West Tisbury shortens oyster shellfishing season

Friday Afternoon oysters and wings special at Offshore Ale.
Photo by Ralph Stewart

West Tisbury selectmen met last week and agreed with a shellfish committee recommendation to reduce the length of the town’s recreational oyster season by two months in an effort to guard against the bacteria Vibrio parahaemolyticus, also known as Vibro or Vp, which can cause illness in humans.

The recreational oyster harvesting season, which previously ran from October through May is now the same as the commercial season, November through April. Colder water temperatures are less supportive of the growth of the bacteria that causes Vibrio illness in humans.

West Tisbury oysters are harvested from Tisbury Great Pond. A Vibrio outbreak last summer was responsible for the closing of oyster beds in Edgartown and across the state.

Selectmen held a public hearing on an NSTAR proposal to replace three private utility poles with new poles on Old Stage Road to service the planned solar panel project at the old town dump. Selectman Jeffrey “Skipper” Manter asked whether underground cables had been considered as an option to the new poles.

Town administrator Jennifer Rand said that West Tisbury requires underground lines on designated scenic roads. No one thought that Old Stage Road had that designation.

Selectmen requested information on the height of the poles, and an estimate of the additional cost to run the new cables underground. The NSTAR representative said that the cost of underground cables would have to be paid for by the town and that she would gather the missing information.

 Old County-State Road intersection, looking north on State Road toward Vineyard Haven.

File photo by Ralph Stewart

Old County-State Road intersection, looking north on State Road toward Vineyard Haven.

The width of planned gravel shoulders for the redesigned Old County-State Road intersection dominated a discussion of the State Department of Transportation (DOT) project scheduled to begin in the fall. Mr. Manter said the pavement should be wider for the shoulders where large trucks might need more room to turn rather than using gravel which would end up on the road and would add to the more rapid deterioration of the road edges.

Martha’s Vineyard Commission executive director Mark London said that the state plans should more clearly delineate where the paved shoulders and the gravel shoulders will be. He suggested that the increased shoulder size taper back as soon as possible to the width of the road elsewhere.

The State redesign converts the “Y” shaped intersection to a “T” to increase safety.

Scenic roads

On a similar topic, Mr. London presented a plan to the selectmen to establish an Island-wide scenic/rural roads committee with representatives from each of the towns to establish standards for Island roads which he said could give the Island more control over some projects when the State looks to local guidelines for reference.

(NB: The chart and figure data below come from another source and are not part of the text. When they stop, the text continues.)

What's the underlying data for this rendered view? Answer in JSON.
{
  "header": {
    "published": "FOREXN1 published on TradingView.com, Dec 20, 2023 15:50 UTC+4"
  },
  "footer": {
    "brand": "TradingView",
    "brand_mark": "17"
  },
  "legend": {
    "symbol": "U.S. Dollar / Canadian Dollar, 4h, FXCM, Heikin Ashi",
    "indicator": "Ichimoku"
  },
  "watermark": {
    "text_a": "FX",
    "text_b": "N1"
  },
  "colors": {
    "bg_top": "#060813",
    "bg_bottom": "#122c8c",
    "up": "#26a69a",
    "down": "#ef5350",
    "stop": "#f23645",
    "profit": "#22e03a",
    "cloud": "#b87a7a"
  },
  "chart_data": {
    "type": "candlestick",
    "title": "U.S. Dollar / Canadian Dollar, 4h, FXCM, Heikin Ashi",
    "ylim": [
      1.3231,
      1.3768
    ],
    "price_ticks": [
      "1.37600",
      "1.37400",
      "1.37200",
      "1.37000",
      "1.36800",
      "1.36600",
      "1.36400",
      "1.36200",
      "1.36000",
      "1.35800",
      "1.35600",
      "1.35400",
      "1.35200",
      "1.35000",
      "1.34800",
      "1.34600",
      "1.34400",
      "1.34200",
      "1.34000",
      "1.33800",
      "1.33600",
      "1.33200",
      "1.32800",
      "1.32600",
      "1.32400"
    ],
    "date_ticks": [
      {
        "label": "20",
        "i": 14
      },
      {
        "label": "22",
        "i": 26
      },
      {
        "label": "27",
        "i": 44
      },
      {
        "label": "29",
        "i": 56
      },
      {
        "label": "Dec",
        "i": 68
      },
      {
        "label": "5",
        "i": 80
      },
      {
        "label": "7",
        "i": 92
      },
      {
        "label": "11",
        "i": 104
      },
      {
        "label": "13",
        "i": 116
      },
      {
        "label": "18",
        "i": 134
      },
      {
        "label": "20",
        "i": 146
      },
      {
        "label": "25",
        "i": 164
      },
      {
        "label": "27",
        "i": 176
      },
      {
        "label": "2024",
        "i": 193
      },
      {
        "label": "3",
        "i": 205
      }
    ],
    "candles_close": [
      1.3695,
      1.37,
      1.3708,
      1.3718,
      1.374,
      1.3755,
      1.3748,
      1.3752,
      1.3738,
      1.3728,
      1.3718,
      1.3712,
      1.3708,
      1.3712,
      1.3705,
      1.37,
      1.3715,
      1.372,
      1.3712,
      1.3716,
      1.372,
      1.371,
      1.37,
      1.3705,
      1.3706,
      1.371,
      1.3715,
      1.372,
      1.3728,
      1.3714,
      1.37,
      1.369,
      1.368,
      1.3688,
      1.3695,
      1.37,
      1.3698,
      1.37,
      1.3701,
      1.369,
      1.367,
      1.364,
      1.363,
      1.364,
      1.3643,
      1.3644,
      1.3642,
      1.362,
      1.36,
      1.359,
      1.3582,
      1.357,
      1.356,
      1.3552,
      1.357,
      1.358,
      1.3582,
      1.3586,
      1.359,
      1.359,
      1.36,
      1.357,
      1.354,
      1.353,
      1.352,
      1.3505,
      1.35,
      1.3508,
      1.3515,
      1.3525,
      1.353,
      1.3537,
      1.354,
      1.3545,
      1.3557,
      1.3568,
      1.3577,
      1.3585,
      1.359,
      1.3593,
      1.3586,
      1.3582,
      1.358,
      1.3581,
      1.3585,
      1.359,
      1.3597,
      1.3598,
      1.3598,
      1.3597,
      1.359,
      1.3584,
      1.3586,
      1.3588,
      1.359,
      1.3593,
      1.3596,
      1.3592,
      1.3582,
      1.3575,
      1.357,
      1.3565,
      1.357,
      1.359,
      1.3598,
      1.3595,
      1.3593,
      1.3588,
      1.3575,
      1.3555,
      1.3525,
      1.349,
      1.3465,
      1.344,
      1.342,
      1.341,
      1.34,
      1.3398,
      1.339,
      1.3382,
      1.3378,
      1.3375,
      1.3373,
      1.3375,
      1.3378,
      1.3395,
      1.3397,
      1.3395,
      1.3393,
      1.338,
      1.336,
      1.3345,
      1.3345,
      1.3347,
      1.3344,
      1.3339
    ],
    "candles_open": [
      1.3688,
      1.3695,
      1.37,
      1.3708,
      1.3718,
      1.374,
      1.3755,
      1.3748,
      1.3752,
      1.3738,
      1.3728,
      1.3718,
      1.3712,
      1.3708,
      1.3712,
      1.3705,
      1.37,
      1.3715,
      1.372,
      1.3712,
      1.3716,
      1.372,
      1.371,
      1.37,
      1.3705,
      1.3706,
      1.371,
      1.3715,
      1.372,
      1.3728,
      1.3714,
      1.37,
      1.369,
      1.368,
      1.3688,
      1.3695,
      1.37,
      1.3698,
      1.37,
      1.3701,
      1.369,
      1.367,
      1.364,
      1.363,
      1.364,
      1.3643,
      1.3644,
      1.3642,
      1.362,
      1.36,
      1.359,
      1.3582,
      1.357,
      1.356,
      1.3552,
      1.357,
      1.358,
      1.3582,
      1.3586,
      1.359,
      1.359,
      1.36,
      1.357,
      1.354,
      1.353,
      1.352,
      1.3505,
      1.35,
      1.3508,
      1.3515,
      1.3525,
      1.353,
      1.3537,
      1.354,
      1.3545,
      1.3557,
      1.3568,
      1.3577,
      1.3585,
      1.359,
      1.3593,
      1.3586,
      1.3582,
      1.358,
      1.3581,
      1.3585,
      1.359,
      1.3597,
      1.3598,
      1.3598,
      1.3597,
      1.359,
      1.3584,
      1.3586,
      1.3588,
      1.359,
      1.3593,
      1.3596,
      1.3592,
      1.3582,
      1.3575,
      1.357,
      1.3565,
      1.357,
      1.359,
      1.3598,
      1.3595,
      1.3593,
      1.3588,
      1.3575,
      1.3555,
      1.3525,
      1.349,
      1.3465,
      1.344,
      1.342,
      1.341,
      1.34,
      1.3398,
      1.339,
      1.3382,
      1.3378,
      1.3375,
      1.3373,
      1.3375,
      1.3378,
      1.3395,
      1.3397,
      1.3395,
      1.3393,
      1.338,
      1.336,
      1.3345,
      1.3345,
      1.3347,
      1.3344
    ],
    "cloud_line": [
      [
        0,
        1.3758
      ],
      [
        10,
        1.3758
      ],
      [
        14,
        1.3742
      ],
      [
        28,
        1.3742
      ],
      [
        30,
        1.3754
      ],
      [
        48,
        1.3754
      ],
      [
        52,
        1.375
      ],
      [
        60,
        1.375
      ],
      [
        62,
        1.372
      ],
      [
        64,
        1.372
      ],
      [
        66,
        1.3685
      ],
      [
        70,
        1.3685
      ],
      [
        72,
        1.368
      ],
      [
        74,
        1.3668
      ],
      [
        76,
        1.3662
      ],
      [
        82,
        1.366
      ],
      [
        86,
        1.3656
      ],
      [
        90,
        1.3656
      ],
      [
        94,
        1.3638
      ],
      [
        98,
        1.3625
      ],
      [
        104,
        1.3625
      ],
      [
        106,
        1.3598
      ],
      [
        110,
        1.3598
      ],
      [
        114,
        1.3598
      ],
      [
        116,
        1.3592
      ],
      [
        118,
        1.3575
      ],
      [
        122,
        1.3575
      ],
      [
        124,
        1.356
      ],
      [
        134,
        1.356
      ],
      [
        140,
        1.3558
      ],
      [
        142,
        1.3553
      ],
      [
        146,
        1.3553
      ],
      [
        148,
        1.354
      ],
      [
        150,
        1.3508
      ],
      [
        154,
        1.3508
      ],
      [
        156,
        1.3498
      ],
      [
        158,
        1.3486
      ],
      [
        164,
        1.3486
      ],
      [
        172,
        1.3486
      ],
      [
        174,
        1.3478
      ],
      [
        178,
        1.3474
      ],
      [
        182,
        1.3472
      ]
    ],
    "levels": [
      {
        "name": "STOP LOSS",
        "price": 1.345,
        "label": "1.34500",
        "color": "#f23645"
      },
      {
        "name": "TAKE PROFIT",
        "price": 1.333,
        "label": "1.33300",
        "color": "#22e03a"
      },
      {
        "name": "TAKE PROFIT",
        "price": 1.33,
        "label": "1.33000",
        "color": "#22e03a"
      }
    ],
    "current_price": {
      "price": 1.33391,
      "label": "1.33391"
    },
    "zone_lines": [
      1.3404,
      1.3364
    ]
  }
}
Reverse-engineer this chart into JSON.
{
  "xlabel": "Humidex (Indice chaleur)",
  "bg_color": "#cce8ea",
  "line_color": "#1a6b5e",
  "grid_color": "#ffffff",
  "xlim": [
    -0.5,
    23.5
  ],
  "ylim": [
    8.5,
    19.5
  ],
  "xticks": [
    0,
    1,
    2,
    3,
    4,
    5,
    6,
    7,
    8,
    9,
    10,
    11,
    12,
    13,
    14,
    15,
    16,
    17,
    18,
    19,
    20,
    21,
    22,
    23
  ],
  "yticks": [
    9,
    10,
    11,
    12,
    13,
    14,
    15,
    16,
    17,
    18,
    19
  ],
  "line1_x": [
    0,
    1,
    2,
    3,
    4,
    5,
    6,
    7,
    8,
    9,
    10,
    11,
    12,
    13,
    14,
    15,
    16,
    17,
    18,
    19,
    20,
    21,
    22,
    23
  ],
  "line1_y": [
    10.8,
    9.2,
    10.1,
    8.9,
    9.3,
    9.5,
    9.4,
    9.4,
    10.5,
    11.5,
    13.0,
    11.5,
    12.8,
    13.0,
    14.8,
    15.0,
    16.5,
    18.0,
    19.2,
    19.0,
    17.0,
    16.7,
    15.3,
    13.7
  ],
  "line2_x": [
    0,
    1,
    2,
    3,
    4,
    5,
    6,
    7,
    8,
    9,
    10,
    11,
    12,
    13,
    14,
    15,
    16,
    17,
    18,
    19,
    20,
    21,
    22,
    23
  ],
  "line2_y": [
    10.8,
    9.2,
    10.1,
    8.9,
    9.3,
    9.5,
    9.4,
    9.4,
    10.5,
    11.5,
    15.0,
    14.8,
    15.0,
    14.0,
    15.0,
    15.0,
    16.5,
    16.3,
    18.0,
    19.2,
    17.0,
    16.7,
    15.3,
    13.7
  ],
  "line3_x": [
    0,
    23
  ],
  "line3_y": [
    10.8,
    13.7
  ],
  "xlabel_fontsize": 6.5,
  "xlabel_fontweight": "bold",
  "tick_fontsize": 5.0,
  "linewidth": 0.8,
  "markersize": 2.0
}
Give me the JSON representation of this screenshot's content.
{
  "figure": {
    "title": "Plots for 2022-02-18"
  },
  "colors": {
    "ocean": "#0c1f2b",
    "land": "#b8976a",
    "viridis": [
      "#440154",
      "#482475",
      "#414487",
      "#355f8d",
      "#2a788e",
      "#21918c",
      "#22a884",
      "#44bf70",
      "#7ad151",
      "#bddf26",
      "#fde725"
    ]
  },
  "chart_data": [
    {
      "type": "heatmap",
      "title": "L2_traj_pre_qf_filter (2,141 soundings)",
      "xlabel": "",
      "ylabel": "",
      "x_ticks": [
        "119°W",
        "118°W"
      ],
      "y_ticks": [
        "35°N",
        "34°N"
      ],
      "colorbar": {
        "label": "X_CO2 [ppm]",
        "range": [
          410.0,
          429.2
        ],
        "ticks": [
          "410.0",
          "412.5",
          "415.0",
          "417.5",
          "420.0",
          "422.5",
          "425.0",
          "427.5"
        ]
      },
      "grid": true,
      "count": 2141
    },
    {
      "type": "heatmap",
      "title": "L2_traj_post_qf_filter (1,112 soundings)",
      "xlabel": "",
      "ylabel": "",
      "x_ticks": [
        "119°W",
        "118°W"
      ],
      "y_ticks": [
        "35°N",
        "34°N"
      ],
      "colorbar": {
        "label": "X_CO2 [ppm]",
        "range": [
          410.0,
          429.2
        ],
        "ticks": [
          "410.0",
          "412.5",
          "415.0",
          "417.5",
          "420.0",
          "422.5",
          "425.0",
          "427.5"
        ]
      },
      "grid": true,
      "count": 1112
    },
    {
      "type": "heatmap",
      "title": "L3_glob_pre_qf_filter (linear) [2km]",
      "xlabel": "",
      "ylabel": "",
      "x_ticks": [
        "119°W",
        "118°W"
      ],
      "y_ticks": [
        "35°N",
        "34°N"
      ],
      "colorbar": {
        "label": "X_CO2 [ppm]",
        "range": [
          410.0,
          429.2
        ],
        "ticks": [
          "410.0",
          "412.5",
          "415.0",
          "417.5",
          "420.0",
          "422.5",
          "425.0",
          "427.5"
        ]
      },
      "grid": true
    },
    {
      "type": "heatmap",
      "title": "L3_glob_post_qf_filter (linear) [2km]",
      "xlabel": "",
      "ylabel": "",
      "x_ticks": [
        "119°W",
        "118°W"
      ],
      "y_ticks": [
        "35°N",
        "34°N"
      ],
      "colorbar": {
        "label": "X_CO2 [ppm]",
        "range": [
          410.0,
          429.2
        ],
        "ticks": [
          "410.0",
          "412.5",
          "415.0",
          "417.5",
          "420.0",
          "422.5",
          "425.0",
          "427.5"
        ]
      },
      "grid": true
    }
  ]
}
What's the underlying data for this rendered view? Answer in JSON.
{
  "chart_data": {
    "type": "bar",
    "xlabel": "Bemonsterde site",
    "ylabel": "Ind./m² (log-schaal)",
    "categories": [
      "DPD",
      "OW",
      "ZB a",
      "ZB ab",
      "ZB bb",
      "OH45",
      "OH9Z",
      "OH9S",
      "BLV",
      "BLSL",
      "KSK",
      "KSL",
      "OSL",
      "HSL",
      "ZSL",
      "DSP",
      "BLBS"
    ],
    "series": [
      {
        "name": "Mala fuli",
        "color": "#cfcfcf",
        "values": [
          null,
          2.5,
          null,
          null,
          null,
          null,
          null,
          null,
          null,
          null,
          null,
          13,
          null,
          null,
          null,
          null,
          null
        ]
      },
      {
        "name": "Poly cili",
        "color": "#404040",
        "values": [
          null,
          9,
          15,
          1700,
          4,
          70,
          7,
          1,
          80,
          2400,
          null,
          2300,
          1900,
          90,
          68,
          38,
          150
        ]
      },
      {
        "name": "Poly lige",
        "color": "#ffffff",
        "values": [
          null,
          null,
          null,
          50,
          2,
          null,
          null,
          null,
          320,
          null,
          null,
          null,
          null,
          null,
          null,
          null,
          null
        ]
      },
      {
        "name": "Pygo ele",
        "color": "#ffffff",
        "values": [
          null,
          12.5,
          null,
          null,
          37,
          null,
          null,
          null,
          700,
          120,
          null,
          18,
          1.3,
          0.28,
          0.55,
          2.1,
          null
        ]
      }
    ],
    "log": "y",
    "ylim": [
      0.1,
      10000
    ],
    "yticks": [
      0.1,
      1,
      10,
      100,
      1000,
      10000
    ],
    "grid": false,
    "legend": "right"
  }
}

He said he hoped the group could meet as early as March to develop an NSTAR coordination committee, “so that we are not blindsided like we were with the big poles issue last year.” Mr. London was referring to the pole replacement project along the Vineyard Haven-Edgartown Road by NSTAR last year.

He said an NSTAR committee could begin to address the issue of underground cables Island-wide. Acknowledging that the cost of running underground cable could be high, he said that stretching out underground cable projects over 20 years or so might be manageable.

“It may not be possible to underground all of the Island’s cables,” Mr. London said, “but if we start to identify the top 10 or 20 percent of the most critical or the most scenic or for safety reasons, it is not out of the question over a long term. I think there is a major discussion to have about this.”

In other business, selectmen decided to meet with both the town cemetery abutters and the Historic District Commission about the proposed cemetery fence rebuilding project before finalizing plans. Ms. Rand said that the Community Preservation Committee was willing to recommend funding the project from Community Preservation Act funds when the plan is complete and permitted.

Also, selectman Richard Knabel said that he would like to see an article be placed on the town warrant to construct a 30-foot section of sidewalk in front of Alley’s General Store in conjunction with moving the crosswalk 15 feet south of its present location on the corner of Alley’s parking lot. Selectmen decided to postpone the discussion until a site visit and a more definitive plan could be made.

Selectmen observed a moment of silence in memory of Jonathan Revere, who died January 19.  “Jonathan was our faithful videographer and finance committee member,” Mr. Knabel said. “He served on other committees and ran for public office many times and Jonathan was a great friend to many, many people.”